Ela ficou sem falar por 12 anos, sendo considerada uma bruxa, amaldiçoada e até louca. Isso tudo por causa de uma moedinha, presa em sua garganta. Teve uma adolescência difícil, juventude ainda mais, porém conseguiu se restabelecer.
De acordo com a Sociedade Brasileira de Pediatria (SBP), a aspiração de corpos estranhos acontece geralmente entre 1 e 3 anos de idade e nem sempre são identificadas logo. “Logo após a aspiração de algum objeto, ocorre acesso de tosse, seguida de engasgo, que pode ou não ser valorizado pelos pais”, sendo necessários outros sintomas para dar mais atenção.
Porém, e se isso não acontecer e o corpo estranho simplesmente se alojar em algum local pouco incômodo? Foi exatamente o que aconteceu com Marie McCreadie, que perdeu a sua voz aos 13 anos, sem causa aparente. O caso aconteceu na década de 70, na jovem Austrália, com menos de 100 anos de federação e 200 de colonização europeia.
Sem falar, sem amigos ou família
Marie era uma menina comunicativa, no auge dos seus 13 anos, quando se mudou do Reino Unido para a Austrália. Saindo do inverno rigoroso para o calor e luminosidade do verão australiano, ela se sentia em plenas férias. Aproveitou bastante o período, porém teve que dar uma pausa para cuidar da saúde.
Ela acordou com muita dor de garganta, sintomas de gripe e começou a cuidar como tal, porém o quadro logo evoluiu para uma bronquite. Foi quase um mês de tratamento, porém sua voz – que sumiu com a inflamação na garganta – não voltava. Ela achou que era uma questão de tempo, mas as semanas se passavam e nada acontecia.

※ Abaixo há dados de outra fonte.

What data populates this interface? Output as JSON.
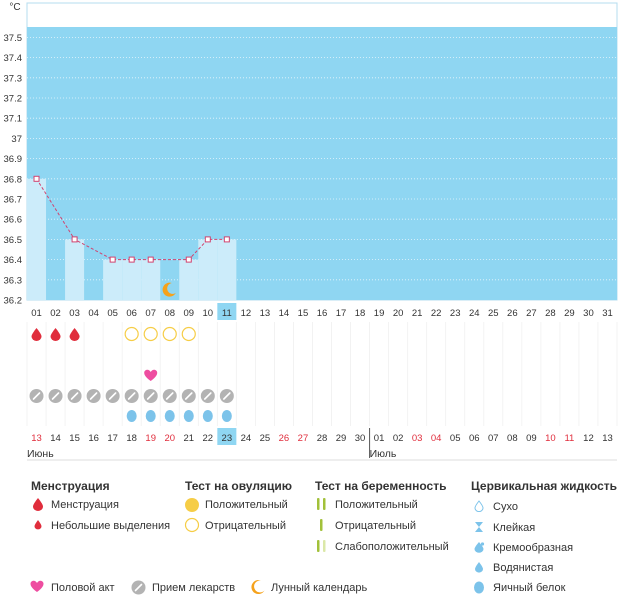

No hospital, diagnosticaram como laringite e o tratamento não funcionou. Afirmaram então que era uma mudez histérica, ou seja, ela não queria, inconscientemente, falar. A notícia logo se espalhou e a freira responsável pela disciplina no internato que Marie estudava decidiu dizer que era falta de confissão.
Mas a menina não tinha nada para confessar! Foi então proibida de entrar na igreja, sendo considerada uma bruxa, demoníaca. Aos 14 anos, ela tentou tirar a própria vida e foi internada, primeiro no hospital comum e depois em outro psiquiátrico.
Não tinha amigos, família – que a considerava uma vergonha e um peso – menos ainda, sua voz. No hospital psiquiátrico, teve que lidar com todos os tipos, sendo levada inclusive para ter sessões de eletrochoque. Depois disso, ela conseguiu fugir e foi para a casa da família, que a acolheu, porém sem muito entusiasmo.
A reconstrução
Vendo que sua situação não mudaria e que não poderia confiar em ninguém, começou a estudar linguagem de sinais, datilografia e voltou a estudar. Trabalhava também no café que a família mantinha, preparando os alimentos. Porém, aos 25 anos, já acostumada com a nova vida, ela começou a sentir muita dor na garganta.
Começou a tossir e, em meio a isso tudo, começou a sair sangue de sua boca. Ela foi levada para o hospital, onde os médicos analisaram o seu caso. Um deles percebeu que havia algo na garganta e conseguiu retirar com uma pinça especial. Estava coberto de muco, sangue e outras secreções. Quando limparam, perceberam que se tratava de uma moeda.
Imediatamente, Marie pôde emitir sons – nada parecido com a fala, pois ela perdeu a prática – mas definitivamente era a sua voz novamente. Todos ficaram em choque, inclusive a equipe médica, pois foram 12 anos sem poder falar, por causa de algo tão simples. A moeda estava localizada ao lado das cordas vocais, impedindo que elas vibrassem e emitissem qualquer som.
Marie conta sua história no livro Voicelles, que pode ser traduzido para “Sem voz”, em português, e ainda guarda a moeda, agora em forma de pulseira, para se lembrar de nunca perder a voz.